May 27, 2009 by · Leave a Comment
Filed under: Policy News 

This program is not fair for the U.S. taxpayers and I agree that it is not needed.  Our financial companies need to realize the true value of the assets on their books so that the gains or losses can be accounted for.  It is funny how this process is taking so long even the accounting rule changes that have happened in the last few months.  Having the government step back and let the market work is the only thing that will be back true confidence and trust in the markets.

News (Wall Street Journal):

A government program designed to rid banks of bad loans, part of a broader effort once viewed as central to tackling the financial crisis, is stalling and may soon be put on hold, according to people familiar with the matter.
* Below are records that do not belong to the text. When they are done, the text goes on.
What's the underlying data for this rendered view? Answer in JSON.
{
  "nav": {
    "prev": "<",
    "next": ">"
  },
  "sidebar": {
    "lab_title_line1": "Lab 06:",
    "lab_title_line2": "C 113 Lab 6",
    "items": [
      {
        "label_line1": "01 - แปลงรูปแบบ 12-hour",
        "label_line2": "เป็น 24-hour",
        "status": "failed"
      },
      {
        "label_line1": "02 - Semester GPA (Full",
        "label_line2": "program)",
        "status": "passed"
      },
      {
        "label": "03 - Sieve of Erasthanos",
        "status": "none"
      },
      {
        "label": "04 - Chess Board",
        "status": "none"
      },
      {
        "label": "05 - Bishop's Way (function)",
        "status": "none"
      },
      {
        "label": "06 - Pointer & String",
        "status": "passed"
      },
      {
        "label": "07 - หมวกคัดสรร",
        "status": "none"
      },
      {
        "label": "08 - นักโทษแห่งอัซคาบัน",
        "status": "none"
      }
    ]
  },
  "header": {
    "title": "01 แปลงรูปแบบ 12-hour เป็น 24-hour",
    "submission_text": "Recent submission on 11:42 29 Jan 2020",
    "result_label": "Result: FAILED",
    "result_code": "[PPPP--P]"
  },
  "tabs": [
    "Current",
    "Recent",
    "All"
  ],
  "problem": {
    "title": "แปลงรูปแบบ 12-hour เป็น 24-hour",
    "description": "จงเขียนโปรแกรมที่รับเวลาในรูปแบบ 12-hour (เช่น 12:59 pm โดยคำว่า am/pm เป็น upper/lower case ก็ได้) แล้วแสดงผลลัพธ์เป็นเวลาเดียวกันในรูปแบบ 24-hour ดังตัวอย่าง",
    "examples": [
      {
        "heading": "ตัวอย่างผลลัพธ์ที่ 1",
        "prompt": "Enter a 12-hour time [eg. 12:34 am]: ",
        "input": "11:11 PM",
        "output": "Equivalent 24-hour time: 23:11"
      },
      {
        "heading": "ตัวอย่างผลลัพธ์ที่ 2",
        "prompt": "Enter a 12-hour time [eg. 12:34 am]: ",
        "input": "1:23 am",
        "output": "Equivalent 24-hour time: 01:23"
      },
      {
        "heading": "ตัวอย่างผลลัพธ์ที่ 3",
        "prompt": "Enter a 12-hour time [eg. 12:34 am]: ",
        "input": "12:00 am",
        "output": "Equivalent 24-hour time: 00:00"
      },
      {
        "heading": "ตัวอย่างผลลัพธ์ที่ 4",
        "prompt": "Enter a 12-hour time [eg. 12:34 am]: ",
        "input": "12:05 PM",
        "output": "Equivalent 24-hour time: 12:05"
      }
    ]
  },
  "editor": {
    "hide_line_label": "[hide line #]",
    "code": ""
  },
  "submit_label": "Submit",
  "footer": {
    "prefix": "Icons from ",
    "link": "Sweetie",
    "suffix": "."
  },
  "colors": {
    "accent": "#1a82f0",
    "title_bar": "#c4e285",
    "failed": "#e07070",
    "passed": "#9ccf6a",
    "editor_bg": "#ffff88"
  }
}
The Legacy Loans Program, being crafted by the Federal Deposit Insurance Corp., is part of the $1 trillion Public Private Investment Program the Obama administration announced in March as a way to encourage banks to sell securities and loans weighing on their balance sheets to willing investors.

But prospective buyers and sellers have expressed reticence to the FDIC about participating for fear the program’s rules will change in a political atmosphere hostile to Wall Street. In addition, some banks that might have sold troubled loans into the program earlier in the year have become less eager as they regained a sense of stability.

PPIP was to be split between the FDIC program, which would buy whole loans, and one run by the Treasury Department focusing on securities. Treasury is expected to push ahead with its plan — the larger and more substantial of the two — and could begin purchases sometime this summer. But the size of that program could be smaller than initially envisioned, government officials say.